Power analysis is performed a priori (beforehand), to determine the number of patients required in a study to detect a certain difference (effect)between study groups and minimise the chance of a type 2 error. The exact mathematics is beyond the scope of this book. Furthermore, power calculations depend on what type of statistical analysis will be performed. However, in order to estimate the sample size an estimate is required of:

  1. Difference desired to detect (effect size)
    • Difference in means
  2. Dispersion / spread of data
    • Standard deviation
  3. Significance level (α)
    • Type 1 error
  4. Statistical power
      • Test statistic

    Power Analysis in R:

    Power analysis is performed to estimate how many patients would be required in a study. It is related to a type two error: accepting the null hypothesis incorrectly (β). Obviously, we would want to make this chance as small as possible. But the less chance of making a type two error, the more chance of making a type one error. Normally statisticians suggest to set β = 0.2. The power of the test is than 1 – β = 0.8 or 80%.

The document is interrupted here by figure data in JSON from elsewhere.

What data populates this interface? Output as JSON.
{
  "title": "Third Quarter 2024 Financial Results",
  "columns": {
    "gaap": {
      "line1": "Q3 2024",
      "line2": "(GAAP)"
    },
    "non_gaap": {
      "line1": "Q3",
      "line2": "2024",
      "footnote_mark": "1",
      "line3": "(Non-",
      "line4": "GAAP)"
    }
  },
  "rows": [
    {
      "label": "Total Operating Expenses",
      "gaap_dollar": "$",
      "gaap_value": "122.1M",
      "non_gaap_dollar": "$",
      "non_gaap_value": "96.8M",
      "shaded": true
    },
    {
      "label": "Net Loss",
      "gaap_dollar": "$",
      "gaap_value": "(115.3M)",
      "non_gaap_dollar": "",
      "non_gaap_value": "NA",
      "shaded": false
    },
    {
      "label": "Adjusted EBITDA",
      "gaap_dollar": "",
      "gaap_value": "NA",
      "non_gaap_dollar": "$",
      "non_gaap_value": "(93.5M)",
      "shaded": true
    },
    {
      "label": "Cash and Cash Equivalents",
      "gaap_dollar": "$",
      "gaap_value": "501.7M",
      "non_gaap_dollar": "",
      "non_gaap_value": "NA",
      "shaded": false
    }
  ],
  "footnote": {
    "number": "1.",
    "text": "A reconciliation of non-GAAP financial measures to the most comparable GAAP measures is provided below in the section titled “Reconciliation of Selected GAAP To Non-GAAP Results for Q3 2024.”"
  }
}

    To calculate an estimated sample size the following information is required:

    • Variance (or standard deviation)
    • Difference desired to detect (δ)
    • Significance level (α): probability of making a type one error, usually 5%
    • Statistical power required: usually set at 80%
    • What type of test (t-test: one sample, two sample, paired, unpaired, etc)

    For example:

    How many patients are required in each of two groups to detect a difference in height of 10% with a t-test that has a power of 80 % and significance of 5 % whilst the mean is 175 cm and the standard deviation 20 cm?

    • The standard deviation is 20 cm (sd = 20 cm)
    • The difference to detect is 10 % of 175 cm: delta = 17.5 cm
    • The significance level is 5 %: sig.level = 0.05
    • Power = 80 % = 0.8

    Enter in the R console:

    power.t.test(sd=20,delta=17.5,sig.level=0.05,power=0.8)
      Two-sample t test power calculation 
                  n = 21.50714
              delta = 17.5
                 sd = 20
          sig.level = 0.05
              power = 0.8
        alternative = two.sided
    NOTE: n is number in *each* group

    The calculated number of patients in each group is normally rounded up. Even if the result of the power analysis would have been 21.01 patients in each group; this would have been rounded up to 22.

    The example above suggests 22 patients in each of the two groups (study size 44). Normally, it is recommended to be on the side of caution and increase this number to deal with unforeseen circumstances such as lost to follow up etc.

    Similarly, if we wanted to detect a 5 % difference (delta = 8.75):

    power.t.test(sd=20,delta=8.75,sig.level=0.05,power=0.8)
         Two-sample t test power calculation 
                  n = 82.98415
              delta = 8.75
                 sd = 20
          sig.level = 0.05
              power = 0.8
        alternative = two.sided
    NOTE: n is number in *each* group

    Power analysis recommends 83 patients in each group (study size 166).

    Another fantastic program that is especially created for power analysis is G*power, published by the University of Dusseldorf 1. The program is freely available for Windows and Mac.